Attendu en l’espèce que le certificat d’admission en urgence du 07/01/25 émane bien d’un médecin n’exerçant pas au CH du [6] et qu’il caractérise de manière circonstanciée les troubles mentaux dont souffre le patient ainsi que le risque grave d’atteinte à son intégrité (en l’espèce accélération de la pensée et du débit de la parole, idées de grandeur à connotation mystique sans effet des traitements sédatifs précédemment administrés avec indications de mises en danger récentes, sur fond d’un déni partiel de ses troubles).
Que le risque grave pour l’intégrité du patient se déduit suffisamment des éléments médicaux ci-avant exposés en ce qu’ils caractérisent la survenue d’une décompensation maniaque justifiant un traitement en urgence avant que la dégradation de son état de santé psychique ne prenne une ampleur trop importante et plus difficilement curable ainsi qu’en atteste notamment le certificat médical dit « des 24 heures » du 09/01/25 qui caractérise en outre une thymie très élevé.
En conséquence, de quoi, il ne sera pas fait droit à la mainlevée de la mesure d’hospitalisation complète sans consentement soulevée de ce chef.
Sur la situation médicale au fond :
Attendu qu’il résulte des certificats médicaux de placement (07/01/25), des 24h (09/11/25), des 72h (11/01/2025) et d’avant audience (14/01/2025) que Monsieur [V] a été hospitalisé à la demande de son père dans un contexte de décompensation maniaque auparavant inconnue sur fond de rupture de traitement suite à un voyage en Egypte à finalité de sevrage cannabinique et qu’il a présenté des propos confus avec excitation thymique très élevée ayant conduit ses proches à tenter de le faire hospitaliser à plusieurs reprises au cours de la première semaine du mois de janvier.
Attendu que si son hospitalisation a pu très sensiblement limiter ces troubles sans l’amener à questionner ses actes, il n’en demeure pas moins qu’est toujours objectivée une exaltation en phase de diminution, quoiqu’une fragile acceptation des soins puisse être constatée sur un mode résigné, cependant démenti durant l’audience, Monsieur [V] indiquant être conscient d’avoir besoin de se soigner mais devoir sortir au plus vite pour régler ses problème financiers et professionnels.

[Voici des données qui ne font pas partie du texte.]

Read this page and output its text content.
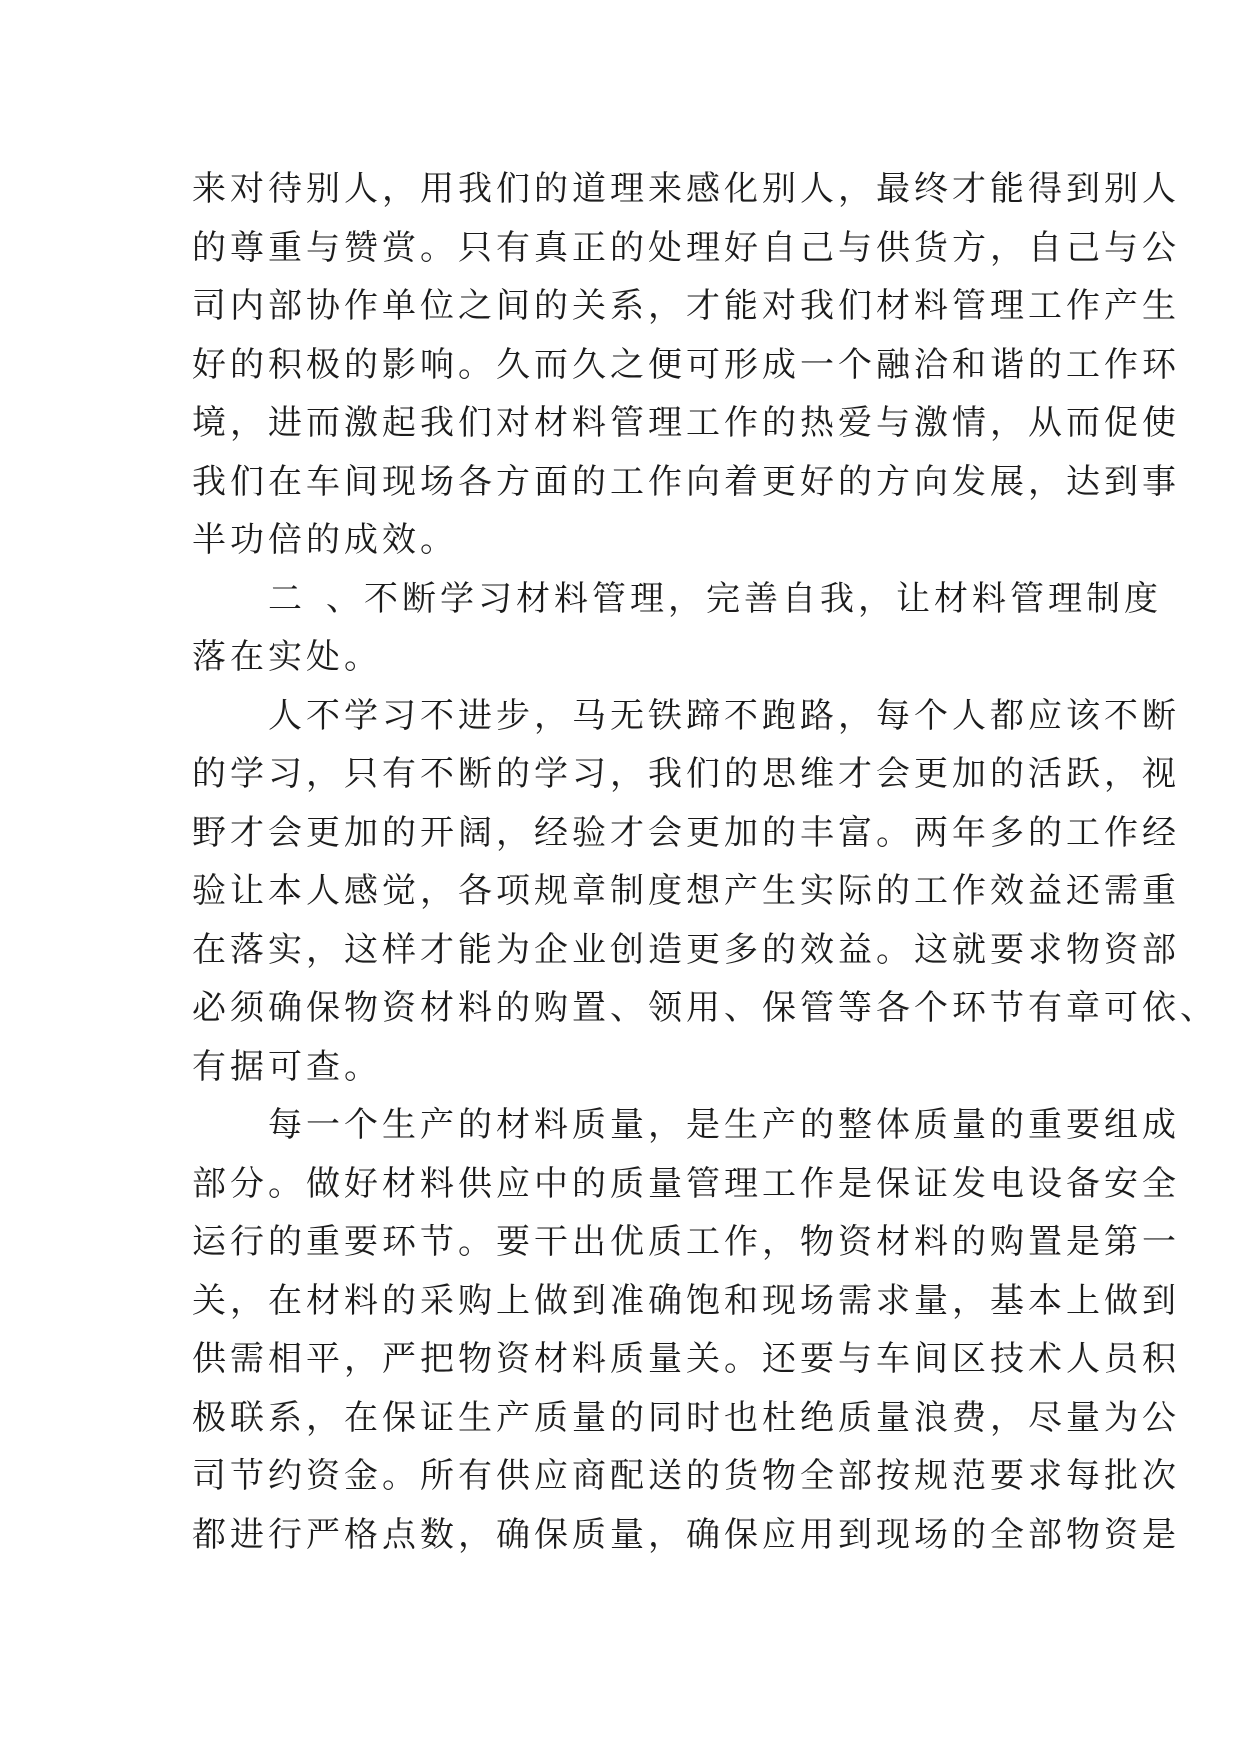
来对待别人，用我们的道理来感化别人，最终才能得到别人
的尊重与赞赏。只有真正的处理好自己与供货方，自己与公
司内部协作单位之间的关系，才能对我们材料管理工作产生
好的积极的影响。久而久之便可形成一个融洽和谐的工作环
境，进而激起我们对材料管理工作的热爱与激情，从而促使
我们在车间现场各方面的工作向着更好的方向发展，达到事
半功倍的成效。
二、不断学习材料管理，完善自我，让材料管理制度
落在实处。
人不学习不进步，马无铁蹄不跑路，每个人都应该不断
的学习，只有不断的学习，我们的思维才会更加的活跃，视
野才会更加的开阔，经验才会更加的丰富。两年多的工作经
验让本人感觉，各项规章制度想产生实际的工作效益还需重
在落实，这样才能为企业创造更多的效益。这就要求物资部
必须确保物资材料的购置、领用、保管等各个环节有章可依、
有据可查。
每一个生产的材料质量，是生产的整体质量的重要组成
部分。做好材料供应中的质量管理工作是保证发电设备安全
运行的重要环节。要干出优质工作，物资材料的购置是第一
关，在材料的采购上做到准确饱和现场需求量，基本上做到
供需相平，严把物资材料质量关。还要与车间区技术人员积
极联系，在保证生产质量的同时也杜绝质量浪费，尽量为公
司节约资金。所有供应商配送的货物全部按规范要求每批次
都进行严格点数，确保质量，确保应用到现场的全部物资是
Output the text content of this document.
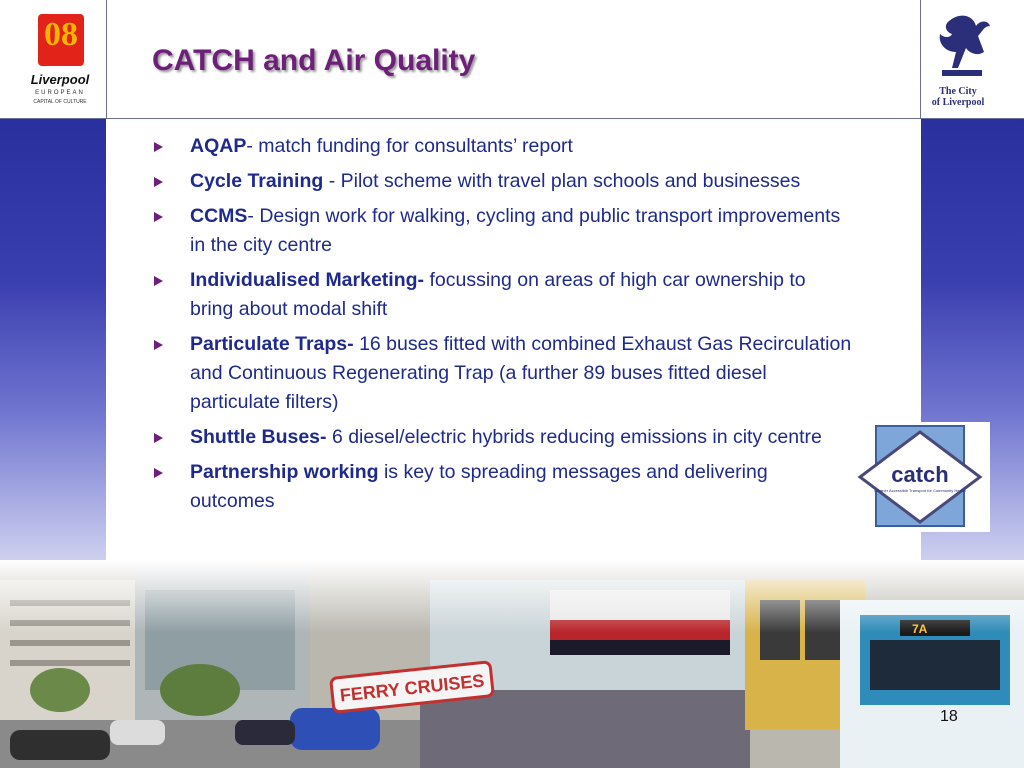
08
Liverpool
EUROPEAN
CAPITAL OF CULTURE
CATCH and Air Quality
The City
of Liverpool
AQAP- match funding for consultants’ report
Cycle Training - Pilot scheme with travel plan schools and businesses
CCMS- Design work for walking, cycling and public transport improvements in the city centre
Individualised Marketing- focussing on areas of high car ownership to bring about modal shift
Particulate Traps- 16 buses fitted with combined Exhaust Gas Recirculation and Continuous Regenerating Trap (a further 89 buses fitted diesel particulate filters)
Shuttle Buses- 6 diesel/electric hybrids reducing emissions in city centre
Partnership working is key to spreading messages and delivering outcomes
catch
Cleaner Accessible Transport for Community Health
18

Attendu dès lors que son consentement aux soins reste pour le moment d’une trop grande fragilité avec une tendance initiale à la banalisation des évènements l’ayant conduit à être hospitalisé de manière contrainte.
Attendu qu’il sera relevé que les différents certificats médicaux et avis médicaux sont tous médicalement motivés et comportent chacun une mention individualisée relative à l’état de santé de l’intéressé.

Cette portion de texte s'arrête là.